Friday, July 29, 2011

Banking As the Corrupter of Society

Roy Kreitner recently published an interesting article about the perceptions of banks in 19th century United States. Published in an on-line magazine titled Common Place, he sets out to explain why banks were seen as the great corrupters of society in the Antebellum United States.

Kreitner explained that banks were not used as the safe haven for individual savings in the 1800s. “Antebellum banking in America was not, in fact, based on the numerous deposits of dispersed individuals,” he wrote. In quick summary, Kreitner suggested that banks were seen as evil because they promoted a sense of instant gratification. Credit was perceived as evil, a mechanism that allowed men to avoid hard work and still obtain the luxuries in life. As one historian described it, “patient accumulation was condemned.” Bank credit allowed individuals to invest in the dreams of the future. In other words, obtain something (bank loans) for nothing that will hopefully become something in the future.
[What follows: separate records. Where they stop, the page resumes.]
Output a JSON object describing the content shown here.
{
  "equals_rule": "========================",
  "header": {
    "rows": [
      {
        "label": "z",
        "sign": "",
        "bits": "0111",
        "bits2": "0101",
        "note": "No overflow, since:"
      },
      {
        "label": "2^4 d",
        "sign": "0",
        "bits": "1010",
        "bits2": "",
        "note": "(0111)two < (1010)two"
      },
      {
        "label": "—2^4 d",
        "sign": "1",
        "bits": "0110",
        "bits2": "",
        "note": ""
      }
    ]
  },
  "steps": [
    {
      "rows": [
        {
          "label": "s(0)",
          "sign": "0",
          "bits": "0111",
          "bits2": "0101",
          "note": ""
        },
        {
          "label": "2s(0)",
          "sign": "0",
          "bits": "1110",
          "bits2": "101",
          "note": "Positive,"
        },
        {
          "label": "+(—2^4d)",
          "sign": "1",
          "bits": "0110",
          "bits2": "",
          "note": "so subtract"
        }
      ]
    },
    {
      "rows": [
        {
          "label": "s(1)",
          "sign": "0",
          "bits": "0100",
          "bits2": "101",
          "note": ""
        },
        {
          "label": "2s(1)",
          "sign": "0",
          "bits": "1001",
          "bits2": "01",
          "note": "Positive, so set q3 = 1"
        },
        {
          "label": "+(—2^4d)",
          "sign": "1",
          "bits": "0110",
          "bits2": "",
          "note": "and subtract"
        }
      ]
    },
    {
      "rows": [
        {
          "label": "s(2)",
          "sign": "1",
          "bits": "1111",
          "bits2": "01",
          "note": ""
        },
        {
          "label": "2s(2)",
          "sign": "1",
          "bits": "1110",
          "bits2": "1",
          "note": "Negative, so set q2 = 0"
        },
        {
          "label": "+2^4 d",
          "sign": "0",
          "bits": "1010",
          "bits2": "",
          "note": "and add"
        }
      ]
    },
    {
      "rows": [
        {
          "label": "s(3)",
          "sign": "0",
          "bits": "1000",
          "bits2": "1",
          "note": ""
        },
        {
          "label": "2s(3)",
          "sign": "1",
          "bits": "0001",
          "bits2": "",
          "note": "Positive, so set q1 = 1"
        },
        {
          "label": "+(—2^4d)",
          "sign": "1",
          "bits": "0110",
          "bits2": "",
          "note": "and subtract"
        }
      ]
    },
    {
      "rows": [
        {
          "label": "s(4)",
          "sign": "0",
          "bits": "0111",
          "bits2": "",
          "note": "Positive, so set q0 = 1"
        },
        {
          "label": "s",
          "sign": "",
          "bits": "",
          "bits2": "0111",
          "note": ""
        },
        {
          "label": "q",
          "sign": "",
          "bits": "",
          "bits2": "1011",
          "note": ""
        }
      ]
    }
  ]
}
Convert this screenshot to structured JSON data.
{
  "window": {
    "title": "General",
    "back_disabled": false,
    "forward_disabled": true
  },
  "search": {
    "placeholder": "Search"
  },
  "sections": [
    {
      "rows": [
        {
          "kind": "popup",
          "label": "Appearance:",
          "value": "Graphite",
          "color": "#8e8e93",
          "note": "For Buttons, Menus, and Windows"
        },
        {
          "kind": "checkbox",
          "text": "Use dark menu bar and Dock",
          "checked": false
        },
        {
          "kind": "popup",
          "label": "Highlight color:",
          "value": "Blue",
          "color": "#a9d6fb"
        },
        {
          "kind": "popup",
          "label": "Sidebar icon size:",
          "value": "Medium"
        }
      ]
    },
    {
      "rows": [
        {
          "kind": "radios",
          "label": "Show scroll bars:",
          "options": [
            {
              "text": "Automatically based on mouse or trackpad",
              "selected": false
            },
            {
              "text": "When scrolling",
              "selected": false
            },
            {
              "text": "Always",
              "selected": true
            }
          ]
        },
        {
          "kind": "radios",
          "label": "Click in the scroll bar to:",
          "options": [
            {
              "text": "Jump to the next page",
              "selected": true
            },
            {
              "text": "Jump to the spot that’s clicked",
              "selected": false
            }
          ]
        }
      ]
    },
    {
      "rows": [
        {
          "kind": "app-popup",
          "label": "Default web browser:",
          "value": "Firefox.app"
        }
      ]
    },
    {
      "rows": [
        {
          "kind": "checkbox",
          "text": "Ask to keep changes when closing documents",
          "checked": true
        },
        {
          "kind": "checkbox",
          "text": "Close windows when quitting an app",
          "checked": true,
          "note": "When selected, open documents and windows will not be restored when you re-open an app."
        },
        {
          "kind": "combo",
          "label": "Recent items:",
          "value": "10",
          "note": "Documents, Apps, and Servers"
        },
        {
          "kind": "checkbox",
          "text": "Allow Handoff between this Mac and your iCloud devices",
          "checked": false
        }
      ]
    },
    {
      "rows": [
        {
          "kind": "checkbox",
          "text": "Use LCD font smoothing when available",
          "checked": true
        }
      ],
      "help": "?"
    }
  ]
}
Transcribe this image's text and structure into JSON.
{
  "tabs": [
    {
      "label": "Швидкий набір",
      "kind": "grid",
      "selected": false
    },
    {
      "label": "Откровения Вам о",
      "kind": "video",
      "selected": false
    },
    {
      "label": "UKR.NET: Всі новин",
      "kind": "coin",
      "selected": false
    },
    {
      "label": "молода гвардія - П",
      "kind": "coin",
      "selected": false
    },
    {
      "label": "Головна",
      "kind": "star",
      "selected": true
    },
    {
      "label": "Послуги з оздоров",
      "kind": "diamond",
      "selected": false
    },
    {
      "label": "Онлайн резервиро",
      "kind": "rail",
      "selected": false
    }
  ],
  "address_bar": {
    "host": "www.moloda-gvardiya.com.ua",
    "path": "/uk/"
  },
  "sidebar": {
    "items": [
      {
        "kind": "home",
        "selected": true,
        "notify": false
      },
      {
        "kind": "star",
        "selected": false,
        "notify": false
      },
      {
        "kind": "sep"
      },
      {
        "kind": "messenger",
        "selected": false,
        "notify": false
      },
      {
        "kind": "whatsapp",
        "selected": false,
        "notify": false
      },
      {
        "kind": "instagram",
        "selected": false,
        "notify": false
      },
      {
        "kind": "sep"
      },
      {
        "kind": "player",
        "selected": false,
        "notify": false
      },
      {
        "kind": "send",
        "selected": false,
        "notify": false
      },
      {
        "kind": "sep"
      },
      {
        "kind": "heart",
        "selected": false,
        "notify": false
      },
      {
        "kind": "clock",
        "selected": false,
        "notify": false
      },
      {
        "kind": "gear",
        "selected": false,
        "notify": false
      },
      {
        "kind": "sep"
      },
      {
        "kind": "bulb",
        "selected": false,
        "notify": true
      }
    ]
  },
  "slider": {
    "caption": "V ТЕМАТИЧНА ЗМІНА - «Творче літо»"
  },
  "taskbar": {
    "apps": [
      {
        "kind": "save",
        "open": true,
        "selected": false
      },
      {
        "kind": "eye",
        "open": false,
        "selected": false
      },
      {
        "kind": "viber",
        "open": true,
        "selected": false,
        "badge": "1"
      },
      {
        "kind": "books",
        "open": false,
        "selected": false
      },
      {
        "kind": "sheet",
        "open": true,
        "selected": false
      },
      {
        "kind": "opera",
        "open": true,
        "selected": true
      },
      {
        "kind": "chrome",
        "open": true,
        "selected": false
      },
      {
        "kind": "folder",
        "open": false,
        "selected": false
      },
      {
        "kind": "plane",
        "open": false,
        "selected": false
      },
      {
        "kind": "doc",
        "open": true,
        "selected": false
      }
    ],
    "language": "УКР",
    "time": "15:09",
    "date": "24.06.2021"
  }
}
Many ambitious Americans did not agree that investing in the future was truly a weak investment at best. It was speculation of the worst kind, but a speculation that was rampant throughout society.

It is no wonder banks were perceived as institutions that corrupted and destroyed the moral fabric of society. These were organizations that promised easy returns on high risk investments in a society that could not afford failure in high risk times.

Kreitner writes an interesting article that warrants close examination.